Didalam banyak literatur yang ada, disebutkan bahwa bangsa Romawi
merupakan bangsa yang pertama kali mengaplikasikan teori-teori yang pernah
dirumuskan oleh bangsa Yunani, sehingga mata rantai kelimuan yang mulai
memudar yang seolah-olah putus dalam sejarah perkembangan ilmu pengetahuan
bangsa Yunani menjadi tumbuh kembali. Sehingga didalam lapangan inovasi
ilmu pengetahuan, bangsa Romawi tidak banyak melahirkan para pemikir yang
ulung, konseptor yang handal, dan perumus teori dalam rangka melebarkan
sayap ilmu pengetahuan.
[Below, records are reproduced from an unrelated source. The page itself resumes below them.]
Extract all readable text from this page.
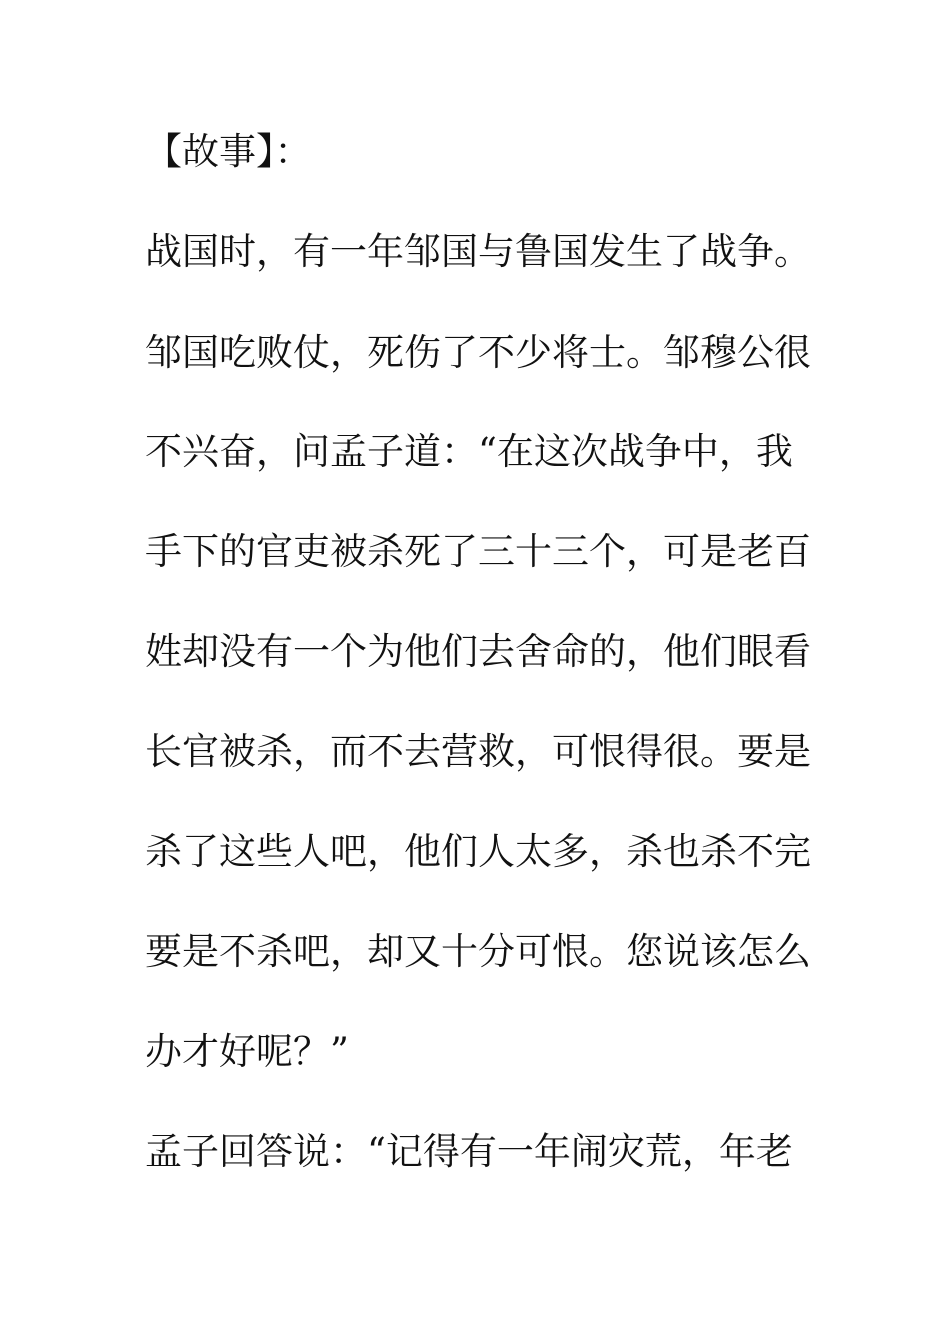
【故事】：

战国时，有一年邹国与鲁国发生了战争。

邹国吃败仗，死伤了不少将士。邹穆公很

不兴奋，问孟子道：“在这次战争中，我

手下的官吏被杀死了三十三个，可是老百

姓却没有一个为他们去舍命的，他们眼看

长官被杀，而不去营救，可恨得很。要是

杀了这些人吧，他们人太多，杀也杀不完

要是不杀吧，却又十分可恨。您说该怎么

办才好呢？”

孟子回答说：“记得有一年闹灾荒，年老
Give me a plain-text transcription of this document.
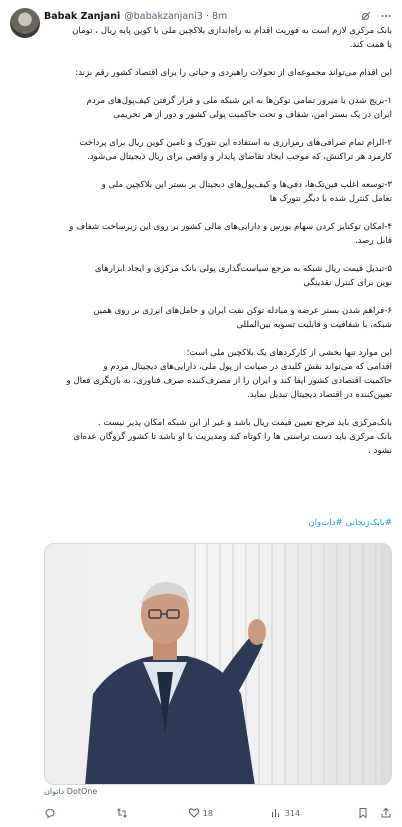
Babak Zanjani @babakzanjani3 · 8m

بانک مرکزی لازم است به فوریت اقدام به راه‌اندازی بلاکچین ملی با کوین پایه ریال ، تومان

یا همت کند.

این اقدام می‌تواند مجموعه‌ای از تحولات راهبردی و حیاتی را برای اقتصاد کشور رقم بزند:

۱-بریج شدن یا میرور تمامی توکن‌ها به این شبکه ملی و قرار گرفتن کیف‌پول‌های مردم

ایران در یک بستر امن، شفاف و تحت حاکمیت پولی کشور و دور از هر تحریمی

۲-الزام تمام صرافی‌های رمزارزی به استفاده این نتورک و تامین کوین ریال برای پرداخت

کارمزد هر تراکنش، که موجب ایجاد تقاضای پایدار و واقعی برای ریال دیجیتال می‌شود.

۳-توسعه اغلب فین‌تک‌ها، دفی‌ها و کیف‌پول‌های دیجیتال بر بستر این بلاکچین ملی و

تعامل کنترل شده با دیگر نتورک ها

۴-امکان توکنایز کردن سهام بورس و دارایی‌های مالی کشور بر روی این زیرساخت شفاف و

قابل رصد.

۵-تبدیل قیمت ریال شبکه به مرجع سیاست‌گذاری پولی بانک مرکزی و ایجاد ابزارهای

نوین برای کنترل نقدینگی

۶-فراهم شدن بستر عرضه و مبادله توکن نفت ایران و حامل‌های انرژی بر روی همین

شبکه، با شفافیت و قابلیت تسویه بین‌المللی

این موارد تنها بخشی از کارکردهای یک بلاکچین ملی است؛

اقدامی که می‌تواند نقش کلیدی در صیانت از پول ملی، دارایی‌های دیجیتال مردم و

حاکمیت اقتصادی کشور ایفا کند و ایران را از مصرف‌کننده صرف فناوری، به بازیگری فعال و

تعیین‌کننده در اقتصاد دیجیتال تبدیل نماید.

بانک‌مرکزی باید مرجع تعیین قیمت ریال باشد و غیر از این شبکه امکان پذیر نیست .

بانک مرکزی باید دست تراستی ها را کوتاه کند ومدیریت با او باشد تا کشور گروگان عده‌ای

نشود .

#بابک‌زنجانی #دات‌وان
داتوان DotOne
18	314
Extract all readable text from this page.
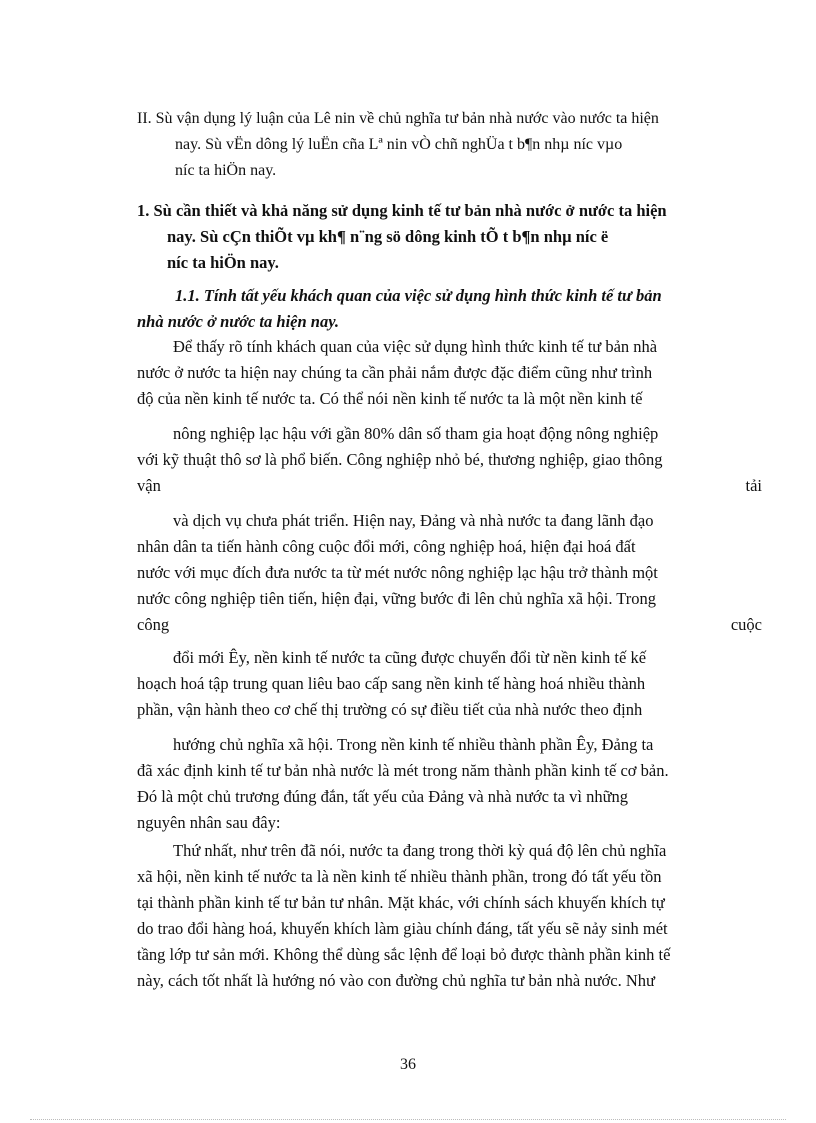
II. Sù vận dụng lý luận của Lê nin về chủ nghĩa tư bản nhà nước vào nước ta hiện
nay. Sù vËn dông lý luËn cña Lª nin vÒ chñ nghÜa t b¶n nhµ níc vµo
níc ta hiÖn nay.
1. Sù cần thiết và khả năng sử dụng kinh tế tư bản nhà nước ở nước ta hiện
nay. Sù cÇn thiÕt vµ kh¶ n¨ng sö dông kinh tÕ t b¶n nhµ níc ë
níc ta hiÖn nay.
1.1. Tính tất yếu khách quan của việc sử dụng hình thức kinh tế tư bản
nhà nước ở nước ta hiện nay.
Để thấy rõ tính khách quan của việc sử dụng hình thức kinh tế tư bản nhà
nước ở nước ta hiện nay chúng ta cần phải nắm được đặc điểm cũng như trình
độ của nền kinh tế nước ta. Có thể nói nền kinh tế nước ta là một nền kinh tế
nông nghiệp lạc hậu với gần 80% dân số tham gia hoạt động nông nghiệp
với kỹ thuật thô sơ là phổ biến. Công nghiệp nhỏ bé, thương nghiệp, giao thông
vận	tải
và dịch vụ chưa phát triển. Hiện nay, Đảng và nhà nước ta đang lãnh đạo
nhân dân ta tiến hành công cuộc đổi mới, công nghiệp hoá, hiện đại hoá đất
nước với mục đích đưa nước ta từ mét nước nông nghiệp lạc hậu trở thành một
nước công nghiệp tiên tiến, hiện đại, vững bước đi lên chủ nghĩa xã hội. Trong
công	cuộc
đổi mới Êy, nền kinh tế nước ta cũng được chuyển đổi từ nền kinh tế kế
hoạch hoá tập trung quan liêu bao cấp sang nền kinh tế hàng hoá nhiều thành
phần, vận hành theo cơ chế thị trường có sự điều tiết của nhà nước theo định
hướng chủ nghĩa xã hội. Trong nền kinh tế nhiều thành phần Êy, Đảng ta
đã xác định kinh tế tư bản nhà nước là mét trong năm thành phần kinh tế cơ bản.
Đó là một chủ trương đúng đắn, tất yếu của Đảng và nhà nước ta vì những
nguyên nhân sau đây:
Thứ nhất, như trên đã nói, nước ta đang trong thời kỳ quá độ lên chủ nghĩa
xã hội, nền kinh tế nước ta là nền kinh tế nhiều thành phần, trong đó tất yếu tồn
tại thành phần kinh tế tư bản tư nhân. Mặt khác, với chính sách khuyến khích tự
do trao đổi hàng hoá, khuyến khích làm giàu chính đáng, tất yếu sẽ nảy sinh mét
tầng lớp tư sản mới. Không thể dùng sắc lệnh để loại bỏ được thành phần kinh tế
này, cách tốt nhất là hướng nó vào con đường chủ nghĩa tư bản nhà nước. Như
36
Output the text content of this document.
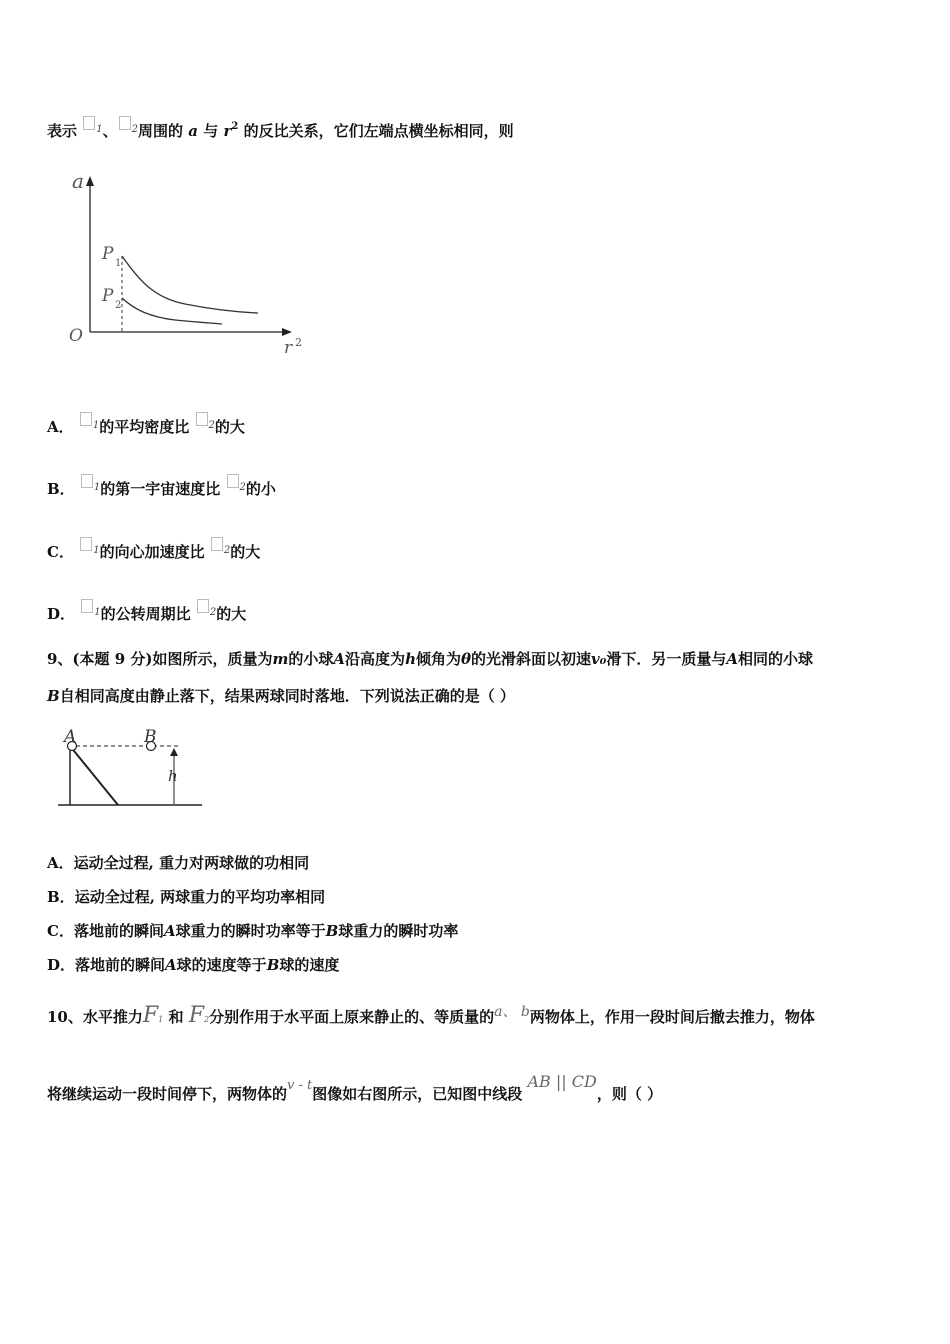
表示 $^1$、 $^2$周围的 a 与 $r^2$ 的反比关系，它们左端点横坐标相同，则
a
O
r 2
P 1
P 2
A． $^1$的平均密度比 $^2$的大
B． $^1$的第一宇宙速度比 $^2$的小
C． $^1$的向心加速度比 $^2$的大
D． $^1$的公转周期比 $^2$的大
9、(本题 9 分)如图所示，质量为m的小球A沿高度为h倾角为θ的光滑斜面以初速v₀滑下．另一质量与A相同的小球
B自相同高度由静止落下，结果两球同时落地．下列说法正确的是（ ）
A	B
h
A．运动全过程, 重力对两球做的功相同
B．运动全过程, 两球重力的平均功率相同
C．落地前的瞬间A球重力的瞬时功率等于B球重力的瞬时功率
D．落地前的瞬间A球的速度等于B球的速度
10、水平推力F1 和 F2分别作用于水平面上原来静止的、等质量的a、 b两物体上，作用一段时间后撤去推力，物体
将继续运动一段时间停下，两物体的v - t图像如右图所示，已知图中线段 AB || CD，则（ ）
Dengan kata lain, bangsa ini tidak menekankan soal-soal
praktis dan mengabaikan teori ilmiah, sehingga pada masa ini tidak banyak
muncul ilmuwan yang terkemuka.
Kendali demikian, bangsa Romawi bukan berarti tidak memiliki kontribusi
dalam pengembangan ilmu pengetahuan. Yang perlu dicatat bahwa bangsa
Romawi membuat pemikiran spekulatif Yunani menjadi praktis dan dapat
diterapkan dengan mudah. Sejarah mencatat bahwa bangsa Romawi memiliki
kemahiran dalam kemampuan keinsinyuran dan keterampilan ketatalaksanaan
serta mengatur hukum dan pemerintahan.
Sumbangan terbesar bangsa Romawi kepada peradaban manusia terutama
dalam bidang pemikiran sistem hukum dan lembaga-lembaga politik, ada tiga
bentuk pemikiran sistem hukum dan lembaga-lembaga politik, ada tiga bentuk
pemikiran hukum Romawi yang banyak diadopsi para pemikir Barat, antara lain :
Ius Civile, Ius Gentium, Ius Naturale. Dari segi pemikiran ilmu politik, Romawi
memberikan pemahaman tentang teori imperium, antara lain : (1) kekuasaan dan
otoritas negara; (2) equal rights (persamaan hak politik); (3) Governmental
Contract (kontrak pemerintah); dan (4) pengadaptasian kekuasaan dan
keagamaan gereja Katholik.
Para sejarawan berspekulasi tentang penyebab kegagalan orang Romawi
dibidang pengembangan ilmu. Ada yang mencoba melihat perbudakan yang
menghambat dorongan bagi industri, sebagai penyebabnya.